Back in the lab, Dan led Matt to the negative pressure hoods with several glass slides scattered about.

“I need you to check this out.  I’ve got a live culture going, but have no idea what I’m looking at.  I’m hoping you’ve seen this before.” Dan said as he ushered Matt to the scope.

“How long have you been here?” Matt asked, reluctant to surrender the warmth of the mug as he placed it onto the table; his hands were just starting to warm.

“Oh, I don’t know, Saturday morning?” Dan responded, not sure himself.  All Matt could do was gesture with a nod and peer into the eyepiece.  He was confused by what lay before him.  Highly magnified were parallel rows of crystalline structures, resembling marine plankton.  Unlike plankton, these intricate structures were replicating with agility and no sign of mitosis; the way a 3-D printer forms something, layer by layer. Lifting away from the eyepiece, Matt looked at the magnification setting.  The structures were just under 1 mm wide. He returned to the scope and observed the elongated horns of the crystals locked into one another like an Escher drawing. There was a latticework of filaments weaving through the hollow cavities, as if they were nerves passing through vertebra. Matt pulled away from the eyepiece to look at Dan.

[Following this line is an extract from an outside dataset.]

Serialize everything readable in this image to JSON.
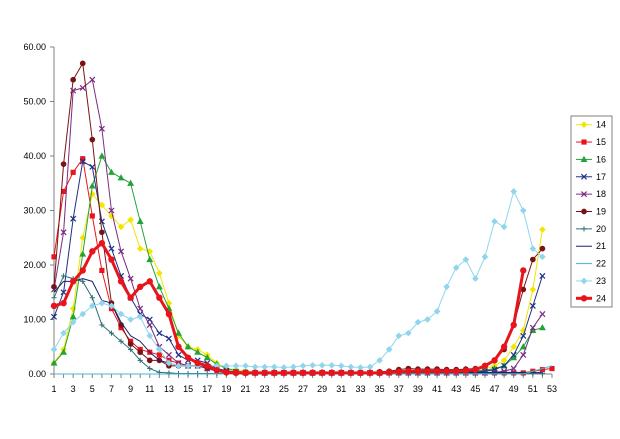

“Dude, I have never seen anything like this?  Where did this come from and what’s the petri medium?  It looks like blood!”

Dan handed Matt a pair of gloves and a mask. “Here, put these on. And it is blood.”  That got Matt’s attention.  He led Matt to the far section of the lab and walked him through the necropsy of a pair of American Bitterns, common along the estuaries of the east coast.  They were splayed out on dissecting trays under a set of hoods.  Each bittern had a twig-like growth, attached to the base of the cranium, just below the occipital plate.  Each twig curved outward along the skull, then shot straight up, like antenna with elaborate branching, each unique.  Dan pointed out the small bladders at each bifurcation of the twigs.  He had carefully cut away one of the skulls to reveal the growth inside.  There was no mistaking that the twigs had punctured the cranial cavity, from the inside out, while a chord of tendrils had branched into specific areas of the brain.